While Jabber provides more in the way of security and scalability, it requires a higher level of design and planning prior to deployment and operation. That level of complexity does not, however, extend to its administration. Administration is handled via a Web-based console. It's easy, straightforward and well documented. Jabber comes across as a well thought-out and engineered product. Its breadth of functionality and depth of technology can make it somewhat intimidating at first, but the product installs with sensible defaults and you can be up and running fairly quickly.

Of the IM systems in this roundup, Jabber is probably the one best suited to be a public IM product in the league of MSN, AIM and Yahoo.

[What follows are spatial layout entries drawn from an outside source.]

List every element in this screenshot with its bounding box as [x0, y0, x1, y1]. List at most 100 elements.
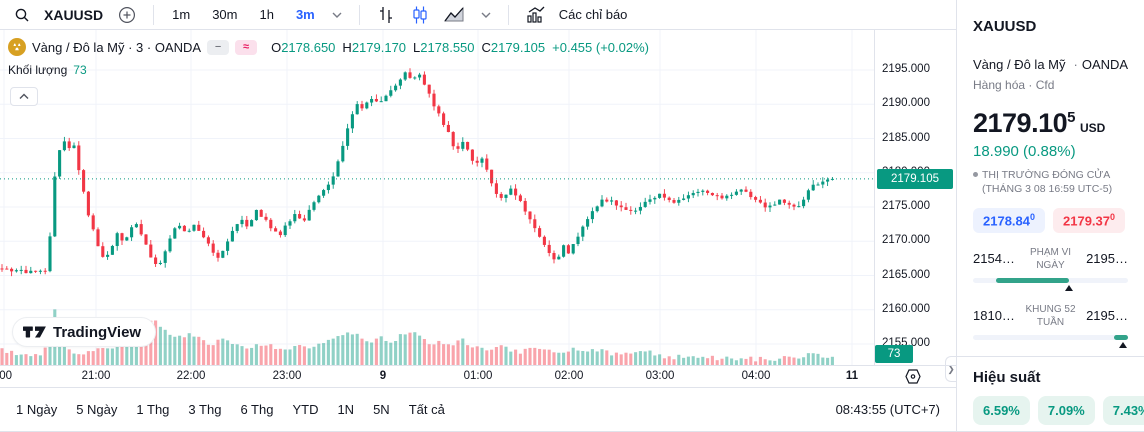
- compare-add-icon[interactable]: [113, 3, 141, 27]
- symbol-search-button[interactable]: XAUUSD: [44, 6, 104, 23]
- high-value: 2179.170: [351, 39, 407, 55]
- week52-label: KHUNG 52 TUẦN: [1025, 303, 1076, 328]
- indicators-button[interactable]: Các chỉ báo: [558, 7, 628, 22]
- market-status-dot: [973, 172, 978, 177]
- day-range-block: 2154… PHẠM VI NGÀY 2195…: [973, 246, 1128, 291]
- candles-style-icon[interactable]: [406, 3, 434, 27]
- legend-symbol-title[interactable]: Vàng / Đô la Mỹ · 3 · OANDA: [32, 39, 202, 55]
- price-axis[interactable]: 2155.000 2160.000 2165.000 2170.000 2175.000…: [874, 30, 956, 382]
- bottom-toolbar: 1 Ngày 5 Ngày 1 Thg 3 Thg 6 Thg YTD 1N 5N Tất cả…: [0, 387, 956, 430]
- price-tick-label: 2195.000: [882, 63, 930, 75]
- current-volume-badge: 73: [875, 345, 913, 363]
- search-icon[interactable]: [10, 5, 34, 25]
- time-tick-label: 03:00: [645, 370, 675, 382]
- price-tick-label: 2175.000: [882, 200, 930, 212]
- timeframe-buttons: 1m 30m 1h 3m: [166, 4, 321, 25]
- timeframe-1h[interactable]: 1h: [259, 7, 274, 22]
- performance-value: 6.59%: [973, 395, 1030, 425]
- panel-change: 18.990 (0.88%): [973, 143, 1076, 160]
- low-value: 2178.550: [420, 39, 475, 55]
- bid-pill[interactable]: 2178.840: [973, 208, 1046, 233]
- performance-title: Hiệu suất: [973, 368, 1041, 386]
- gold-coin-icon: [8, 38, 26, 56]
- market-status-time: (THÁNG 3 08 16:59 UTC-5): [982, 183, 1113, 196]
- chart-canvas[interactable]: Vàng / Đô la Mỹ · 3 · OANDA − ≈ O2178.65…: [0, 30, 874, 365]
- axis-settings-icon[interactable]: [904, 368, 922, 388]
- open-label: O: [271, 39, 282, 55]
- range-tất-cả[interactable]: Tất cả: [408, 401, 445, 417]
- chart-pane: XAUUSD 1m 30m 1h 3m: [0, 3, 956, 430]
- panel-exchange[interactable]: OANDA: [1081, 57, 1129, 72]
- panel-price-row: 2179.105 USD: [973, 108, 1128, 139]
- ask-pill[interactable]: 2179.370: [1053, 208, 1126, 233]
- timeframe-chevron-down-icon[interactable]: [327, 7, 347, 23]
- panel-separator: ·: [1073, 57, 1078, 72]
- pane-collapse-button[interactable]: [10, 87, 38, 106]
- time-tick-label: 04:00: [741, 370, 771, 382]
- close-label: C: [481, 39, 491, 55]
- toolbar-divider: [358, 4, 360, 25]
- ohlc-values: O2178.650 H2179.170 L2178.550 C2179.105 …: [271, 40, 649, 55]
- volume-value: 73: [73, 63, 87, 77]
- volume-legend: Khối lượng 73: [8, 63, 87, 77]
- day-range-high: 2195…: [1086, 251, 1128, 267]
- timeframe-30m[interactable]: 30m: [212, 7, 238, 22]
- panel-collapse-handle[interactable]: ❯: [945, 356, 956, 382]
- panel-symbol[interactable]: XAUUSD: [973, 18, 1037, 35]
- tradingview-logo-link[interactable]: TradingView: [12, 317, 157, 347]
- day-range-marker: [1065, 284, 1074, 291]
- day-range-bar: [973, 277, 1128, 291]
- time-tick-label: :00: [0, 370, 12, 382]
- range-ytd[interactable]: YTD: [292, 401, 319, 417]
- price-tick-label: 2160.000: [882, 302, 930, 315]
- time-tick-label: 01:00: [463, 370, 493, 382]
- current-price-badge: 2179.105: [877, 169, 953, 189]
- time-axis[interactable]: :00 21:00 22:00 23:00 9 01:00 02:00 03:00 04:00 1…: [0, 365, 956, 387]
- symbol-detail-panel: XAUUSD Vàng / Đô la Mỹ · OANDA Hàng hóa …: [956, 0, 1144, 431]
- legend-hide-toggle[interactable]: −: [207, 39, 230, 55]
- price-tick-label: 2185.000: [882, 131, 930, 144]
- toolbar-divider: [507, 4, 509, 25]
- timeframe-1m[interactable]: 1m: [172, 7, 191, 22]
- clock-timezone-button[interactable]: 08:43:55 (UTC+7): [835, 401, 940, 417]
- range-5n[interactable]: 5N: [373, 401, 390, 417]
- time-tick-label: 23:00: [272, 370, 302, 382]
- time-tick-label: 21:00: [81, 370, 111, 382]
- tradingview-logo-text: TradingView: [53, 323, 142, 341]
- legend-approx-badge[interactable]: ≈: [235, 39, 258, 55]
- panel-name-row: Vàng / Đô la Mỹ · OANDA: [973, 57, 1128, 72]
- panel-last-price: 2179.105: [973, 108, 1075, 138]
- week52-marker: [1119, 341, 1128, 348]
- panel-symbol-name[interactable]: Vàng / Đô la Mỹ: [973, 57, 1066, 72]
- tradingview-logo-icon: [23, 326, 46, 338]
- price-tick-label: 2170.000: [882, 234, 930, 247]
- performance-pills: 6.59%7.09%7.43%: [973, 395, 1144, 425]
- time-tick-label: 11: [845, 370, 859, 382]
- range-1n[interactable]: 1N: [337, 401, 355, 417]
- volume-label: Khối lượng: [8, 63, 68, 77]
- range-1-ngày[interactable]: 1 Ngày: [16, 401, 58, 417]
- range-5-ngày[interactable]: 5 Ngày: [76, 401, 118, 417]
- indicators-icon[interactable]: [521, 3, 551, 27]
- day-range-label: PHẠM VI NGÀY: [1029, 246, 1072, 271]
- range-3-thg[interactable]: 3 Thg: [188, 401, 222, 417]
- range-1-thg[interactable]: 1 Thg: [136, 401, 170, 417]
- week52-high: 2195…: [1086, 308, 1128, 324]
- range-6-thg[interactable]: 6 Thg: [240, 401, 274, 417]
- week52-bar: [973, 334, 1128, 348]
- panel-currency: USD: [1079, 121, 1106, 135]
- style-chevron-down-icon[interactable]: [476, 7, 496, 23]
- timeframe-3m[interactable]: 3m: [295, 7, 315, 22]
- chevron-up-icon: [19, 93, 29, 99]
- performance-value: 7.09%: [1037, 395, 1095, 425]
- date-range-buttons: 1 Ngày 5 Ngày 1 Thg 3 Thg 6 Thg YTD 1N 5N Tất cả: [16, 402, 445, 417]
- chart-region: Vàng / Đô la Mỹ · 3 · OANDA − ≈ O2178.65…: [0, 30, 956, 382]
- candlestick-chart: [0, 30, 874, 365]
- time-tick-label: 02:00: [554, 370, 584, 382]
- week52-low: 1810…: [973, 308, 1015, 324]
- bar-chart-style-icon[interactable]: [372, 3, 400, 27]
- market-status-text: THỊ TRƯỜNG ĐÓNG CỬA: [982, 169, 1111, 181]
- performance-value: 7.43%: [1102, 395, 1144, 425]
- area-style-icon[interactable]: [440, 3, 470, 27]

Microsoft Live Communications Server and Effusia Business Messenger are neither designed nor intended for that purpose.

The Last Word
Enterprise IM has come a long way from products like Microsoft's ILS. Today's products offer more robust features and in many ways rival the functionality of long-established public IM networks.

You'll want to carefully consider your needs before choosing a private, corporate IM system. Will AD integration be critical, or are you okay with setting up separate user accounts for IM? Will you need highly configurable communications with partners (who will be running the same product), or do you intend to keep all IM traffic on your intranet? Will you need high-end connectivity options like those offered by Jabber? Will security be a concern, requiring message traffic to be logged, encrypted and so on? Will you need to tightly control IM interactions between sets of users, as Jabber allows, or will IM in your environment be more of a free-for-all?

There's no doubt that IM is becoming an important business communications tool. It's very similar to the way e-mail has become an indispensable part of almost every business. Simply ignoring and blocking IM won't get you very far for very long. You'll eventually need to take the bull by the horns and do corporate IM the right way.